Twitter’s board has agreed to sell the company for about $ 44 billion to Elon Musk, a deal that will result in the world’s richest man taking control of the influential social media platform.
Musk announced the deal, saying “freedom of speech is the foundation of a functioning democracy” and described the social media platform as “the digital urban square where issues crucial to humanity’s future are discussed”.
Musk’s takeover of Twitter could turn Tesla’s CEO, who has used the platform to attack regulators and critics, into a new-age media baron as millions of people trust the San Francisco-based news platform.

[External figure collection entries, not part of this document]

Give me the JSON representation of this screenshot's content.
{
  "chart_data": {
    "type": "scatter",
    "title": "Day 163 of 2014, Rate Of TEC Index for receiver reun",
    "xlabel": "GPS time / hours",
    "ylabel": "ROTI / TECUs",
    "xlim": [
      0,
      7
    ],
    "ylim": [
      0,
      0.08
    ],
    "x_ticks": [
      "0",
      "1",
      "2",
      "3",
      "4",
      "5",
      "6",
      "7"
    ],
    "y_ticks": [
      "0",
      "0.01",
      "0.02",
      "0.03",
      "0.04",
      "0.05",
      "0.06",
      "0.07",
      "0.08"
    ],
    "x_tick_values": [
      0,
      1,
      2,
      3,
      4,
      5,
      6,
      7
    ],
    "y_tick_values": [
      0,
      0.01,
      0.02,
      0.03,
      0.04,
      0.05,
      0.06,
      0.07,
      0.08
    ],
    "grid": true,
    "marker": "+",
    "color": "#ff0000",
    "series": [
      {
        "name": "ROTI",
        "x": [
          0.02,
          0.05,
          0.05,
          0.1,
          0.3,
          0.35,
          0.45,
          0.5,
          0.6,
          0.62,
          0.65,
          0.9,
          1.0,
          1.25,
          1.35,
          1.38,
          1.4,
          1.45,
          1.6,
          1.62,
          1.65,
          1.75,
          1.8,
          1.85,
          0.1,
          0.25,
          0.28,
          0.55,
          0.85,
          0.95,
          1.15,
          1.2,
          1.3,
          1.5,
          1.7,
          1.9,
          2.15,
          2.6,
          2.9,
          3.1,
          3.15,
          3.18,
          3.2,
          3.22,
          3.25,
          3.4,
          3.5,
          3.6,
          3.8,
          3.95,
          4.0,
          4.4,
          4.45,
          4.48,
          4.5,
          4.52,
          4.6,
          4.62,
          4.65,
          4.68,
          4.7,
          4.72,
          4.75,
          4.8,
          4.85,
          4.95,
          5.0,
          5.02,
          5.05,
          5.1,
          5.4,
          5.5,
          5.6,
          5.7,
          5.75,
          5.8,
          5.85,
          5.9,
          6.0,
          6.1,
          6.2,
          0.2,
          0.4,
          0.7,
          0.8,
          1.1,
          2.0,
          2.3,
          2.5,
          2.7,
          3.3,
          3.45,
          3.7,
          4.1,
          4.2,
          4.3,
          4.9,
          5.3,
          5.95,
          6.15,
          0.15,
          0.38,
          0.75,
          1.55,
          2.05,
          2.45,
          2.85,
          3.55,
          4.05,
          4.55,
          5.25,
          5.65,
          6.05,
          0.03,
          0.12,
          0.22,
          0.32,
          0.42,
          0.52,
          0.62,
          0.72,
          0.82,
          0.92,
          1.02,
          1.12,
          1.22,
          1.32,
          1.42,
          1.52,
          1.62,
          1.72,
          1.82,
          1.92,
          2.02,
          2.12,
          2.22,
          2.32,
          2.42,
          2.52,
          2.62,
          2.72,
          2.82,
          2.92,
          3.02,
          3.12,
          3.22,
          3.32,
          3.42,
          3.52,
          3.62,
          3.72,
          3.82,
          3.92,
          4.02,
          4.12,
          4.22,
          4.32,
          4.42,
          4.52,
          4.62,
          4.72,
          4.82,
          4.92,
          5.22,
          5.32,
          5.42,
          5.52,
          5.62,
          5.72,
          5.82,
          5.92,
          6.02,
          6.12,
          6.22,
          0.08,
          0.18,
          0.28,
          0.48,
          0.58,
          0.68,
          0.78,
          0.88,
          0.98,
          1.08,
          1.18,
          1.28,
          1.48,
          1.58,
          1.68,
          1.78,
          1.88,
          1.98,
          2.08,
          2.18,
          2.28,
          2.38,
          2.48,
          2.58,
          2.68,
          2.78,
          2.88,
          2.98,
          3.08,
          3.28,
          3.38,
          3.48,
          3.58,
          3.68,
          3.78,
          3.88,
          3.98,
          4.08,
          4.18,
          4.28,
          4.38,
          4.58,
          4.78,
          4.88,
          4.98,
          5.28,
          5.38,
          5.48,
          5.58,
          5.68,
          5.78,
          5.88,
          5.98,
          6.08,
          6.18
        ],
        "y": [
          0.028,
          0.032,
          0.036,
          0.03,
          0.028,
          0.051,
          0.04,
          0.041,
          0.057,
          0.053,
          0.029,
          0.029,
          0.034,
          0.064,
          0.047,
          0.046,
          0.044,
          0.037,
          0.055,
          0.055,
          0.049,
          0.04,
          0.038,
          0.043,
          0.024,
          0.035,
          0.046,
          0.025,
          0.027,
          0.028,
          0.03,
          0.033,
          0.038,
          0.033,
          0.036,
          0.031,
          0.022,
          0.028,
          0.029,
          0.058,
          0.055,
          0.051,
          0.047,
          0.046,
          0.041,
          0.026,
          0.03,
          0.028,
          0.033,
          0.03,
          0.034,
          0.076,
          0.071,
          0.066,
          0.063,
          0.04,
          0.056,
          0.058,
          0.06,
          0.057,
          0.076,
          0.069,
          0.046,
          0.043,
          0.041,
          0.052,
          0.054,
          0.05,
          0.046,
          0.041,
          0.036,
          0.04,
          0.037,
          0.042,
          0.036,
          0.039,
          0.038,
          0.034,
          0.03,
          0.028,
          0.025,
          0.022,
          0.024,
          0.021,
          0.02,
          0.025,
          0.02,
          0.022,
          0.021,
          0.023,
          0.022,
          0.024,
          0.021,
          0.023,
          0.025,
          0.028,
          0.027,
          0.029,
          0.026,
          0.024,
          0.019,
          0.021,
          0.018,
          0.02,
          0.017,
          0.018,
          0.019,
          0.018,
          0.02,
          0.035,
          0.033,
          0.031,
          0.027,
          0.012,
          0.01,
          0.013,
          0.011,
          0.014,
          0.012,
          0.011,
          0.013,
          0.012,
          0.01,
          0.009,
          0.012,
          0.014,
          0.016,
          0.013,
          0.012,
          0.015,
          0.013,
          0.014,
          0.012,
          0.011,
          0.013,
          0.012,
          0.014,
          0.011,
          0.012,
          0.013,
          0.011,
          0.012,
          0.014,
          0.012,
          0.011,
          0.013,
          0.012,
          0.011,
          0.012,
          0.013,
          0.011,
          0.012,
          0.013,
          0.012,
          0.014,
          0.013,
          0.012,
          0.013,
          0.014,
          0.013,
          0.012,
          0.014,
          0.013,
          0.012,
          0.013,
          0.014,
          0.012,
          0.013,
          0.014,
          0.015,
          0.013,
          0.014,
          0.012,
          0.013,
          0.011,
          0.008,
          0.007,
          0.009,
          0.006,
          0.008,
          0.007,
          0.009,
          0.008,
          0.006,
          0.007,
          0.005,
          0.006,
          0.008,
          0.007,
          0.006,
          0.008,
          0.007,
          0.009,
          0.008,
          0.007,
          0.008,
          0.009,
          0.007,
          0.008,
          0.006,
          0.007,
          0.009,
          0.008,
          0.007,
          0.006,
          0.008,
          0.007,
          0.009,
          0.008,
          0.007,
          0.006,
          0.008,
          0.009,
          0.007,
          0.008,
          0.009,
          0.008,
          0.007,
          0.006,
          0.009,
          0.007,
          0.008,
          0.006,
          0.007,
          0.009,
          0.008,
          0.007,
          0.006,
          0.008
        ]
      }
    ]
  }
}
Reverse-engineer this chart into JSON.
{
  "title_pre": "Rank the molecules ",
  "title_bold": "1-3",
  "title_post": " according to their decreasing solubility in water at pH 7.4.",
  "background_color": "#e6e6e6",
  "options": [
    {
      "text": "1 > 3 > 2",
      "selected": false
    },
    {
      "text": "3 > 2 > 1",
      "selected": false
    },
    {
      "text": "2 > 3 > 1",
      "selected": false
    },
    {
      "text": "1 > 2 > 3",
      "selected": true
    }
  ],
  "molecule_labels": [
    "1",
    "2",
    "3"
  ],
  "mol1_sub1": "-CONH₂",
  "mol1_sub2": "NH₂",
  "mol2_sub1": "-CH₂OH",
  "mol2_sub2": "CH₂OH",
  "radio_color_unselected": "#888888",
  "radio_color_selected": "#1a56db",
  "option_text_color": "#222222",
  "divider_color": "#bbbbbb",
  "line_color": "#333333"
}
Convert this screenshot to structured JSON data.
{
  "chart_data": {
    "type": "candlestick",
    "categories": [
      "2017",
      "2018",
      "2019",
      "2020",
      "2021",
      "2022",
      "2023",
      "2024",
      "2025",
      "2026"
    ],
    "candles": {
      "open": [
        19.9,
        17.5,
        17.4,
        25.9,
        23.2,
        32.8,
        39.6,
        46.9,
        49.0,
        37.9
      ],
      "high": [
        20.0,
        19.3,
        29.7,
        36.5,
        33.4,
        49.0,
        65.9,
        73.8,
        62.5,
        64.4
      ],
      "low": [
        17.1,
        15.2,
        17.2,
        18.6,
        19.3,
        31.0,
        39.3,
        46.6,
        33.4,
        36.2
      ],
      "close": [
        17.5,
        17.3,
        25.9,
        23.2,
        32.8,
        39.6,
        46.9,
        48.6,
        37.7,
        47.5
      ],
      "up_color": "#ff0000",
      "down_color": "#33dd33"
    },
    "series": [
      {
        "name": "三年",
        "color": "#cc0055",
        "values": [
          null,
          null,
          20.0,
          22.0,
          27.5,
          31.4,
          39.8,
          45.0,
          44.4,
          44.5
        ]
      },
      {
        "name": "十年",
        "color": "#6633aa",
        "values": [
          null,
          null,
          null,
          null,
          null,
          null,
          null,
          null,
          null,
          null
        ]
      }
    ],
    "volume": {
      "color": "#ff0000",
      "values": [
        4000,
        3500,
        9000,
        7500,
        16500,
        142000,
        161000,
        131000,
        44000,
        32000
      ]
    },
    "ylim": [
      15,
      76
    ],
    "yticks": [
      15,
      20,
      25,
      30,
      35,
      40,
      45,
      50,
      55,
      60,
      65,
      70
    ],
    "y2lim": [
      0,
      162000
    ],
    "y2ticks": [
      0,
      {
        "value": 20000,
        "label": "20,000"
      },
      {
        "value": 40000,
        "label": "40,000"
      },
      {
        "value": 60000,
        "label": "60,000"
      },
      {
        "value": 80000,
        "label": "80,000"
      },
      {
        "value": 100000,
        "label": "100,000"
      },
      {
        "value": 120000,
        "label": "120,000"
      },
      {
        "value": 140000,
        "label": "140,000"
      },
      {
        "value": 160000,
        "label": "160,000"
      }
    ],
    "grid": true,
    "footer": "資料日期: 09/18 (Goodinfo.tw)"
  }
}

Shareholders of the platform will receive $ 54.20 in cash for each share of Twitter’s ordinary shares upon completion of the transaction. The purchase price represents a premium of 38 percent compared to the company’s closing price on April 1, the day before Musk revealed that he had built up a 9 percent ownership stake in the company.
Musk said he wanted to make Twitter “better than ever” by introducing new features, making its algorithms open source, stamping bots and authenticating “all people”.
“Twitter has enormous potential – I look forward to working with the company and the user community to unlock it,” he added.
The deal covers a series of unexpected moves from Musk that have overtaken Wall Street and Silicon Valley. Within three weeks, Musk became one of the company’s largest shareholders and was offered a board seat, which he declined. He then launched an unsolicited bid for the company on April 14 at $ 54.20 per share. stock – broadly interpreted as a reference to marijuana culture.
Twitter initially sought to hamper Musk’s progress by implementing a poison pill aimed at limiting his ability to acquire a significant stake. But the board was forced to the negotiating table over the weekend after it unveiled a $ 46.5 billion financing package for the deal.
The company’s executives also received calls from some of its major shareholders, including active and passive investors, who pushed for them to accept the offer, people who were briefed on the talks said. Investors had little confidence that the stock price would rise significantly higher than Musk’s short-term offerings.
If the deal goes through, it will be one of the largest leveraged buyouts ever – a feat that few on Wall Street thought was possible given the size of the transaction. The deal is expected to close this year, subject to regulatory and shareholder approvals, the company said.
“Twitter’s board conducted a thoughtful and comprehensive process to evaluate Elon’s proposal with a conscious focus on value, security and financing,” said Bret Taylor, Twitter chairman.
He added: “The proposed transaction will provide a significant cash premium and we believe it is the best way forward for Twitter shareholders.”
Musk has raised $ 25.5 billion. in debt – including a $ 12.5 billion margin loan against its shares in Tesla – from a group of banks led by Morgan Stanley, his financial adviser. He has also committed to provide $ 21 billion in equity financing for the takeover, leaving him on the hook for more than 70 percent of the purchase price unless he finds other backers.
The trade may still fall apart if it is blocked by regulators or if Musk does not deliver on the stock component of the transaction. He is in talks with a number of wealthy individuals and institutional investors to support that part of his bid, people informed about the negotiations.
Musk is legally obliged to raise the funds for the trade. A break fee is also in place, although its terms will not be known until the merger agreement is filed with the securities regulators.
In his offer to Twitter, Musk outlined plans to loosen the social media platform’s policies for content moderation, describing himself as an “absolute freedom of speech”.
Republicans are hoping the deal could pave the way for Donald Trump to return to the platform after the former president was banned from repeatedly violating his rules on hate speech and misinformation.
However, Trump seemed to rule out a return to the platform, telling Fox News on Monday that he would communicate via his own social media project, Truth Social.
The deal will result in another period of turbulence for Twitter employees, who recently replaced its CEO, co-founder Jack Dorsey, with longtime engineer Parag Agrawal.
Dorsey went out in favor of the deal, tweeting that Twitter was “the closest we have to a global consciousness”, but that it was “owned by Wall Street and the ad model [and] taking it back from Wall Street is the right first step ”. Musk has hinted at plans to move Twitter away from relying heavily on digital advertising.
“I trust his mission to expand the light of consciousness,” Dorsey said of Musk.
Twitter rushed to reassure advertising agencies in the wake of the announcement of the deal, telling them to expect business as usual and stressing their commitment to their existing product roadmap, according to screenshots of emails seen by the Financial Times.
Musk has already worried some employees after he made the move to close the company’s headquarters in San Francisco, while making a number of other controversial proposals, such as paying board members a salary of $ 0.